Questi programmi sono esempi ben ragionati su come eseguire una visita nel modo migliore; in funzione degli interessi e della disponibilità di tempo di ciascuno Amitaba può predisporre itinerari “su misura”, che possono anche includere delle parti di trekking.

 

 

Modalità di un viaggio in Spiti e Lahaul

In Lahaul e Spiti non ci sono hotel con le “stelle”. Si trovano alberghetti di qualità accettabile a Keylong e in tutte le altre località si pernotta in locande o in tenda. Chi non vuole utilizzare la tenda e dormire nei villaggi deve essere particolarmente adattabile e potrà sostare in un numero limitato di località. Per la mancanza di strutture o per la loro inadeguatezza Amitaba normalmente organizza i viaggi in queste regioni portando l’attrezzatura per i campi mobili, per poter scegliere una modulazione dei percorsi utilizzando le locande dove conviene, ma che non sia vincolata ai pochi punti si sosta disponibili; molte locande tra l’altro non sono prenotabili con affidabilità: vige sovente l’abitudine del “primo arrivato meglio servito”, per cui si potrebbe anche rischiare di dormire in macchina… Per i campi mobili si utilizzano tende a due posti, usufruibili anche singolarmente, una tenda comune per i pasti e la convivialità con tavolo e sedie, tenda separata per la cucina e tende per i servizi; per lavarsi si usufruisce di acqua calda preparata nei secchi. Il montaggio dei campi è curato dai nostri assistenti e si dispone di cuochi ben collaudati per la cucina; il materiale e il personale viaggiano su di un veicolo ausiliario e giungono ai punti di sosta prescelti in tempo per predisporre tutto quanto mentre si eseguono le visite. Ai viaggiatori si richiede solo il proprio sacco a pelo.

Un viaggio in queste regioni richiede un buon senso di adattabilità, non tutti sono abituati ad una vita piuttosto semplice e spartana. Per chi è pronto, questo aspetto regala un bel sapore di avventura. Con l’utilizzo dei campi si ha poi un grande vantaggio: la capacità di visitare adeguatamente luoghi anche remoti e non normalmente raggiunti. Amitaba ha sperimentato con successo la partecipazione a questo tipo di viaggio anche di persone che non avevano avuto precedenti esperienze, ma partite consapevoli e con una buona motivazione.

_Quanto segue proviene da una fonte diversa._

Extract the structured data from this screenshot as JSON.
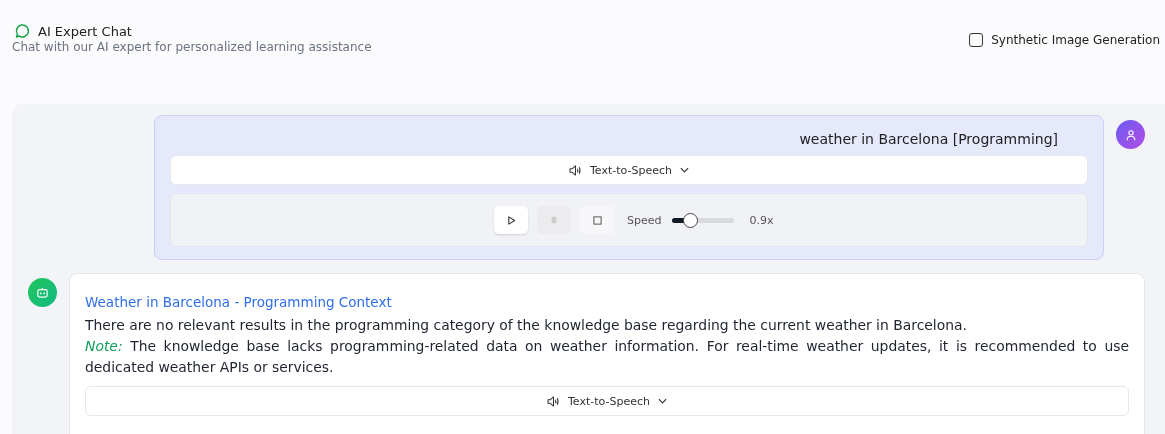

Per i trasporti oltre Shimla o Manali e partendo da Leh si utilizzano veicoli tipo jeep, come la Tata o la Toyota indiana. A Leh si arriva solitamente in volo e per raggiungere Shimla o Manali da Delhi si utilizzano veicoli privati dotati di aria condizionata; a Shimla si può giungere anche in treno, utilizzando nell’ultimo tratto tra Kalka e Shimla un trenino del periodo coloniale.